In it, but not of it. TPM DC
But even with that context, experts on American-Israeli relations expressed shock that Boehner had invited Netanyahu to address Congress on Iran next month. One described it as an effort to "humiliate" and "embarrass" Obama as the two sides dig in over Iran. The invitation from the Ohio Republican positions Congress, rather than the White House, as Israel's ally.
"It's unprecedented. It's hitting below the belt. It's taking partisanship to a whole new level," Guy Ziv, a professor at American University who has studied U.S.-Israeli relations, told TPM. "It is a way for them to embarrass and humiliate the Obama administration."
It does track, though, with a broader trend of Israel becoming an area of partisan divide in a way that it hasn't always been.
"My reaction was that 'Wow, Boehner really wanted to bigfoot President Obama's State of the Union address," Matt Duss, president of the Foundation for Middle East Peace, which advocates for a two-state solution, told TPM. "It's part of a pattern we've seen, taking the Israel issue and using it as a partisan wedge."
Foreign leaders, including Netanyahu, have addressed joint sessions of Congress before. But the transparently political element of having Netanyahu, who has been a forceful critic at times of the international negotiations with Iran, speak on this specific topic and at this particular time makes the invitation from Boehner distinct from those past examples.
"It has a symbolic meaning that is not very positive in the long run," Yoram Peri, who served as senior adviser to former Israeli Prime Minister Yitzhak Rabin and is now a professor at the University of Maryland, told TPM, "because we know there is a major difference of opinion between the House and the president."
Netanyahu's forays into American politics have a long history; he would sometimes align himself with the Newt Gingrich-led Republican Congress in the 1990s.
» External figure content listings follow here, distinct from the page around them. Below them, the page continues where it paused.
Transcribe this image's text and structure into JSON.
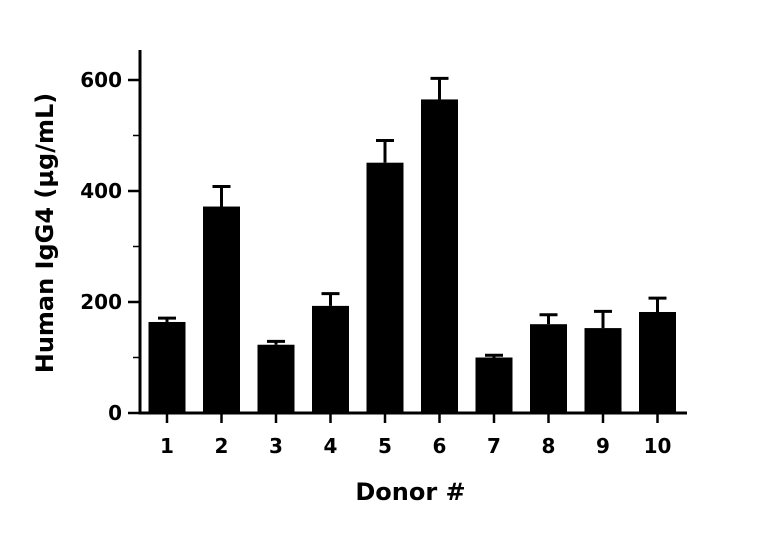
{
  "chart_data": {
    "type": "bar",
    "title": "",
    "xlabel": "Donor #",
    "ylabel": "Human IgG4 (µg/mL)",
    "categories": [
      "1",
      "2",
      "3",
      "4",
      "5",
      "6",
      "7",
      "8",
      "9",
      "10"
    ],
    "values": [
      164,
      372,
      123,
      193,
      451,
      565,
      100,
      160,
      153,
      182
    ],
    "errors": [
      7,
      36,
      6,
      22,
      40,
      38,
      4,
      17,
      30,
      25
    ],
    "ylim": [
      0,
      650
    ],
    "yticks": [
      0,
      200,
      400,
      600
    ],
    "yticks_minor": [
      100,
      300,
      500
    ],
    "bar_color": "#000000",
    "grid": false,
    "legend": "none"
  }
}
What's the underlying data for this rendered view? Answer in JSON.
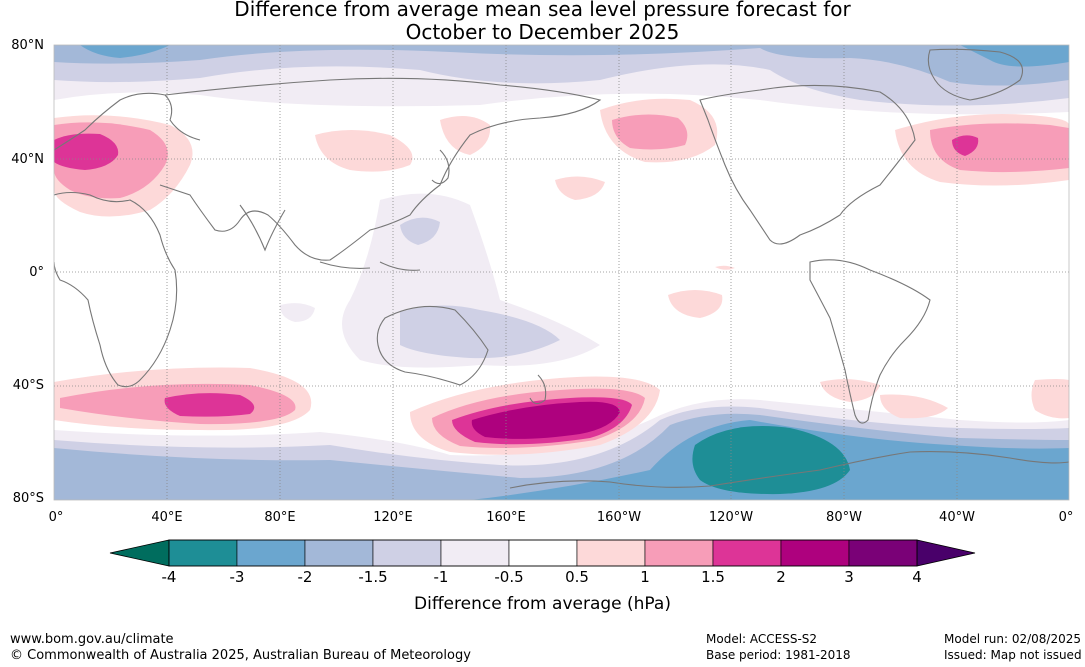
{
  "title": {
    "line1": "Difference from average mean sea level pressure forecast for",
    "line2": "October to December 2025"
  },
  "map": {
    "lat_labels": [
      "80°N",
      "40°N",
      "0°",
      "40°S",
      "80°S"
    ],
    "lon_labels": [
      "0°",
      "40°E",
      "80°E",
      "120°E",
      "160°E",
      "160°W",
      "120°W",
      "80°W",
      "40°W",
      "0°"
    ]
  },
  "colorbar": {
    "ticks": [
      "-4",
      "-3",
      "-2",
      "-1.5",
      "-1",
      "-0.5",
      "0.5",
      "1",
      "1.5",
      "2",
      "3",
      "4"
    ],
    "colors": [
      "#1e8e96",
      "#6ba6cf",
      "#a3b8d8",
      "#cfd0e5",
      "#f1ecf4",
      "#ffffff",
      "#fdd9d9",
      "#f79db8",
      "#dd3497",
      "#ae017e",
      "#7a0177"
    ],
    "under_color": "#006d5e",
    "over_color": "#49006a",
    "label": "Difference from average (hPa)"
  },
  "footer": {
    "url": "www.bom.gov.au/climate",
    "copyright": "© Commonwealth of Australia 2025, Australian Bureau of Meteorology",
    "model": "Model: ACCESS-S2",
    "base_period": "Base period: 1981-2018",
    "model_run": "Model run: 02/08/2025",
    "issued": "Issued: Map not issued"
  }
}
But the Boehner invite still struck those familiar with the issue as wholly different given its political symbolism. The White House even called it a breach of protocol, according to the Associated Press.
"It's moving behind-closed-doors politics into the public arena," Peri said.
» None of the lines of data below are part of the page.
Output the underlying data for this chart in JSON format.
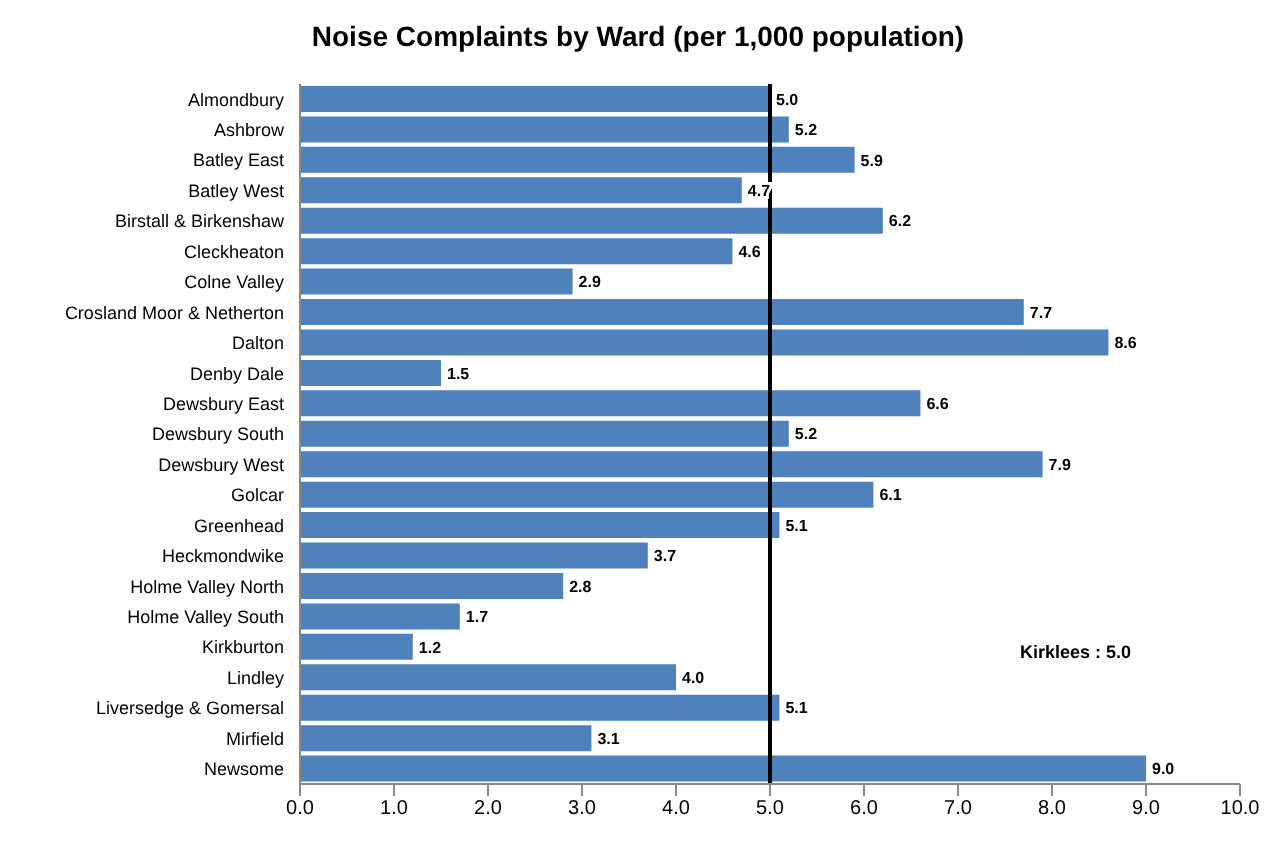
{
  "chart_data": {
    "type": "bar",
    "orientation": "horizontal",
    "title": "Noise Complaints by Ward (per 1,000 population)",
    "categories": [
      "Almondbury",
      "Ashbrow",
      "Batley East",
      "Batley West",
      "Birstall & Birkenshaw",
      "Cleckheaton",
      "Colne Valley",
      "Crosland Moor & Netherton",
      "Dalton",
      "Denby Dale",
      "Dewsbury East",
      "Dewsbury South",
      "Dewsbury West",
      "Golcar",
      "Greenhead",
      "Heckmondwike",
      "Holme Valley North",
      "Holme Valley South",
      "Kirkburton",
      "Lindley",
      "Liversedge & Gomersal",
      "Mirfield",
      "Newsome"
    ],
    "values": [
      5.0,
      5.2,
      5.9,
      4.7,
      6.2,
      4.6,
      2.9,
      7.7,
      8.6,
      1.5,
      6.6,
      5.2,
      7.9,
      6.1,
      5.1,
      3.7,
      2.8,
      1.7,
      1.2,
      4.0,
      5.1,
      3.1,
      9.0
    ],
    "value_labels": [
      "5.0",
      "5.2",
      "5.9",
      "4.7",
      "6.2",
      "4.6",
      "2.9",
      "7.7",
      "8.6",
      "1.5",
      "6.6",
      "5.2",
      "7.9",
      "6.1",
      "5.1",
      "3.7",
      "2.8",
      "1.7",
      "1.2",
      "4.0",
      "5.1",
      "3.1",
      "9.0"
    ],
    "color": "#4f81bd",
    "xlim": [
      0,
      10
    ],
    "xticks": [
      {
        "value": 0,
        "label": "0.0"
      },
      {
        "value": 1,
        "label": "1.0"
      },
      {
        "value": 2,
        "label": "2.0"
      },
      {
        "value": 3,
        "label": "3.0"
      },
      {
        "value": 4,
        "label": "4.0"
      },
      {
        "value": 5,
        "label": "5.0"
      },
      {
        "value": 6,
        "label": "6.0"
      },
      {
        "value": 7,
        "label": "7.0"
      },
      {
        "value": 8,
        "label": "8.0"
      },
      {
        "value": 9,
        "label": "9.0"
      },
      {
        "value": 10,
        "label": "10.0"
      }
    ],
    "ref_lines": [
      {
        "axis": "x",
        "value": 5.0,
        "label": "Kirklees : 5.0",
        "color": "#000000"
      }
    ],
    "grid": false
  }
}
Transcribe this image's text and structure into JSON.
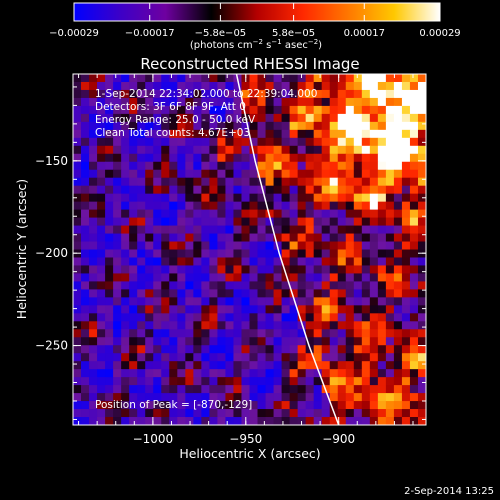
{
  "chart_data": {
    "type": "heatmap",
    "title": "Reconstructed RHESSI Image",
    "xlabel": "Heliocentric X (arcsec)",
    "ylabel": "Heliocentric Y (arcsec)",
    "xlim": [
      -1043,
      -853
    ],
    "ylim": [
      -293,
      -103
    ],
    "x_ticks": [
      -1000,
      -950,
      -900
    ],
    "y_ticks": [
      -150,
      -200,
      -250
    ],
    "x_tick_labels": [
      "−1000",
      "−950",
      "−900"
    ],
    "y_tick_labels": [
      "−150",
      "−200",
      "−250"
    ],
    "grid": false,
    "colorbar": {
      "min": -0.00029,
      "max": 0.00029,
      "tick_labels": [
        "−0.00029",
        "−0.00017",
        "−5.8e−05",
        "5.8e−05",
        "0.00017",
        "0.00029"
      ],
      "tick_values": [
        -0.00029,
        -0.00017,
        -5.8e-05,
        5.8e-05,
        0.00017,
        0.00029
      ],
      "units_main": "(photons cm",
      "units_exp1": "−2",
      "units_mid": " s",
      "units_exp2": "−1",
      "units_end": " asec",
      "units_exp3": "−2",
      "units_close": ")",
      "colors": [
        "#0000ff",
        "#3c00c8",
        "#6e00a0",
        "#000000",
        "#b40000",
        "#ff2800",
        "#ff7800",
        "#ffc800",
        "#ffffff"
      ]
    },
    "annotations": [
      "1-Sep-2014 22:34:02.000 to 22:39:04.000",
      "Detectors: 3F 6F 8F 9F, Att 0",
      "Energy Range: 25.0 - 50.0 keV",
      "Clean    Total counts: 4.67E+03"
    ],
    "peak_label": "Position of Peak = [-870,-129]",
    "peak_position": [
      -870,
      -129
    ],
    "limb_curve": [
      [
        -955,
        -103
      ],
      [
        -945,
        -150
      ],
      [
        -932,
        -200
      ],
      [
        -916,
        -250
      ],
      [
        -900,
        -293
      ]
    ]
  },
  "footer": {
    "timestamp": "2-Sep-2014 13:25"
  }
}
Or as Ziv put it: "They've taken it to a whole different level."
Others, however, argued that while there was certainly a political element to Wednesday's theatrics, it is important to remember that Republicans and the Israeli government do have substantive policy differences with Obama on the Iranian question -- even if personal acrimony might be adding to these public disputes.
"This seems to have become very public and very personal. That kind of nastiness adds an edge to it," Jonathan Rynhold, a politics professor at Bar-Ilan University near Tel Aviv, told TPM. "But it also shouldn't be dismissed as politically maneuvering. There's a very, very serious foreign policy issue at stake. There's a really genuine disagreement."
Netanyahu's visit would also come about a month before Israeli's March 17 elections, and he has received substantial contributions from Americans, as BuzzFeed reported earlier this month. But as TPM's Josh Marshall noted, there is some evidence that his perch as prime minster might be precarious as voters head to the polls.
Congress' embrace of Netanyahu therefore allows him to assume the role of international statesman and play to some internal Israeli skepticism about the Obama administration's stance toward Iran, the Palestinian peace process and other Middle East issues.
"The one thing that the opposition can play is, 'Look, you're screwing up relations with the United States.' But if Netanyahu's invited, then that's moot," Rynhold said. "It's a good time, it's a good issue. It works politically because it's founded on what these people actually think."
Ziv even suggested that Republicans were rewarding Netanyahu for his tacit support of Romney in 2012. It will undoubtedly play well with a substantial part of the Israeli electorate.
"This will really demonstrate that the other candidates are not as his level," Ziv said. "Who else has close friends in Congress? This shows gravitas."